Hyundai settles CFPB auto credit reporting case for $19M

News

Captive finance company Hyundai Capital America has agreed to pay $13.2 million in restitution and a $6 million civil penalty to settle allegations it gave incorrect consumer information to credit reporting companies.

The Consumer Financial Protection Bureau, which announced the settlement Tuesday, said Hyundai provided wrong or incomplete information on more than 2.2 million consumer accounts between 2016 and 2020.

“Hyundai illegally tarnished credit reports for millions of borrowers, including by falsely reporting them to credit reporting companies as being delinquent on their loans and leases,” CFPB Director Rohit Chopra said in a statement. “Loan servicers must be complete and accurate when furnishing information that affects a borrower’s credit report.”

The agency called the $19.2 million settlement its largest Fair Credit Reporting Act case against an auto finance servicer.

Hyundai admitted no wrongdoing in its July 22 stipulation to the CFPB’s July 25 consent order.

“To support our customers and allow us to focus on the future, we have entered into a settlement agreement with the CFPB. It is important to note that HCA is not admitting any fault or wrongdoing with respect to credit reporting practices covered by the investigation,” Hyundai Capital America said in a statement. “As part of HCA’s efforts to drive continuous improvement, we have already launched an end-to-end review of our current credit reporting practices. Most importantly, we remain fully committed to providing our customers with timely, accurate, high-quality service and care.”

The CFPB said the $13.2 million restitution will go to consumers whom Hyundai had reported as 30 days past due on loans or leases despite knowing this to be inaccurate.
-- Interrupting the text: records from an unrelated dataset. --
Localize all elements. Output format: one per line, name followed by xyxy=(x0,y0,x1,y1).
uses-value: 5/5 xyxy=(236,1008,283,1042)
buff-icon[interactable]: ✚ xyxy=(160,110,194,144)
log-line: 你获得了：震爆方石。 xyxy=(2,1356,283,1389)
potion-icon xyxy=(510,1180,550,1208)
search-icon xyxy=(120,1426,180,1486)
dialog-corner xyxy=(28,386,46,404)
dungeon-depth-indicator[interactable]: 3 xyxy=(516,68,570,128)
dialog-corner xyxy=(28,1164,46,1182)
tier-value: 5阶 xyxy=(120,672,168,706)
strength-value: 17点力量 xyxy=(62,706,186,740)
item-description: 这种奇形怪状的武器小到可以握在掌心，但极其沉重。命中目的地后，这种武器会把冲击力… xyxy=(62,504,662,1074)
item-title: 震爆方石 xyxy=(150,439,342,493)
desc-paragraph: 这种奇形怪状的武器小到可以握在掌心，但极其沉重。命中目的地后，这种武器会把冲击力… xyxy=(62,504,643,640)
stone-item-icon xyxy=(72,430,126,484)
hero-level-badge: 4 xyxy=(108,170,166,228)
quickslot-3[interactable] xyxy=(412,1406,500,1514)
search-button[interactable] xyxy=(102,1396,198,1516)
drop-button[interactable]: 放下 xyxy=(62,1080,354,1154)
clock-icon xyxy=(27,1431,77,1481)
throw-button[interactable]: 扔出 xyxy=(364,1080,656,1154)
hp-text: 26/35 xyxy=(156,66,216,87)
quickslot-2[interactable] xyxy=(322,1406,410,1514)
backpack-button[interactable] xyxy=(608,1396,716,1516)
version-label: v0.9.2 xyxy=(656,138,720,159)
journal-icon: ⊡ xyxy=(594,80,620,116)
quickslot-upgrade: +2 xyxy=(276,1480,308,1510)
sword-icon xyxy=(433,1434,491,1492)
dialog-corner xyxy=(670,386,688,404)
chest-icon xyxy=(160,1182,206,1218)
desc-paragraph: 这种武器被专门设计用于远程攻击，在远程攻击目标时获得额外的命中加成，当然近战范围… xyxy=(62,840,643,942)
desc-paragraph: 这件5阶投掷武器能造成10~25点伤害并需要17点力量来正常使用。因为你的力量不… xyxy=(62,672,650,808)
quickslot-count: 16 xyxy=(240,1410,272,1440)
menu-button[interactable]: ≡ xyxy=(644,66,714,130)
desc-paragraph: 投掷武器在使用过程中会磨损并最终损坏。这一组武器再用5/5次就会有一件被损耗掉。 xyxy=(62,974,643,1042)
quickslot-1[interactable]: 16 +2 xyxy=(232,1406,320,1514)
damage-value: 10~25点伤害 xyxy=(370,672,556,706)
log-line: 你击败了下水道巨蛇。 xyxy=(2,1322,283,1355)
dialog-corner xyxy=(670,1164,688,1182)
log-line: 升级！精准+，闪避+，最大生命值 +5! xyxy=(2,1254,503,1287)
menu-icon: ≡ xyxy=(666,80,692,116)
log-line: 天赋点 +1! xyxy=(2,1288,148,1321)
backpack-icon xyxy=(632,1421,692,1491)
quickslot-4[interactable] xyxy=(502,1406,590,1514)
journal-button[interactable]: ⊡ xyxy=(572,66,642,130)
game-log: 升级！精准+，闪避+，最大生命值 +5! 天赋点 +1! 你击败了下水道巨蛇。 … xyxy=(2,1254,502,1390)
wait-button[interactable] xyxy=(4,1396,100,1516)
According to the CFPB, Hyundai made several million errors or omissions of required information on consumer credit reports. These allegations included:

  • In some instances, the captive finance company manually corrected the mistake on the consumer’s behalf — only to have Hyundai’s software override the change and resubmit the error to the credit bureaus, the CFPB said.
  • Hyundai reported customers who were legitimately behind on loans, but it allegedly failed to provide the date the consumers first became delinquent — an important piece of information for determining when the blemish will be removed from their credit history.
  • Coding errors allegedly led Hyundai’s entire lease portfolio to carry incorrect notices of customer disputes or absent information. Hyundai also for much of 2017 overrode correct initial loan amounts for lessees and reported higher starting amounts, “making it appear that a customer had taken out a larger loan than they had actually taken out,” the CFPB’s consent order stated.
  • Hyundai allegedly reported more than 189,000 customers as simultaneously delinquent and having no account past due. Unless the customer went bankrupt, this can’t be the case, according to the CFPB, which said it suspects many of these instances to be further Hyundai errors.
  • Hyundai transmitted information it should have blocked after receiving a report the customer’s identity had been stolen, the CFPB said.

“In its investigation, the CFPB found that Hyundai repeatedly provided inaccurate credit report information about consumer payments on loans and leases that Hyundai purchased and serviced,” the CFPB wrote in a news release.

“In many cases, Hyundai knew it was providing inaccurate information and failed to take reasonable measures to address the inaccuracies. Hyundai identified many of the issues causing these inaccuracies in its internal audits, but still took years to address the problems.”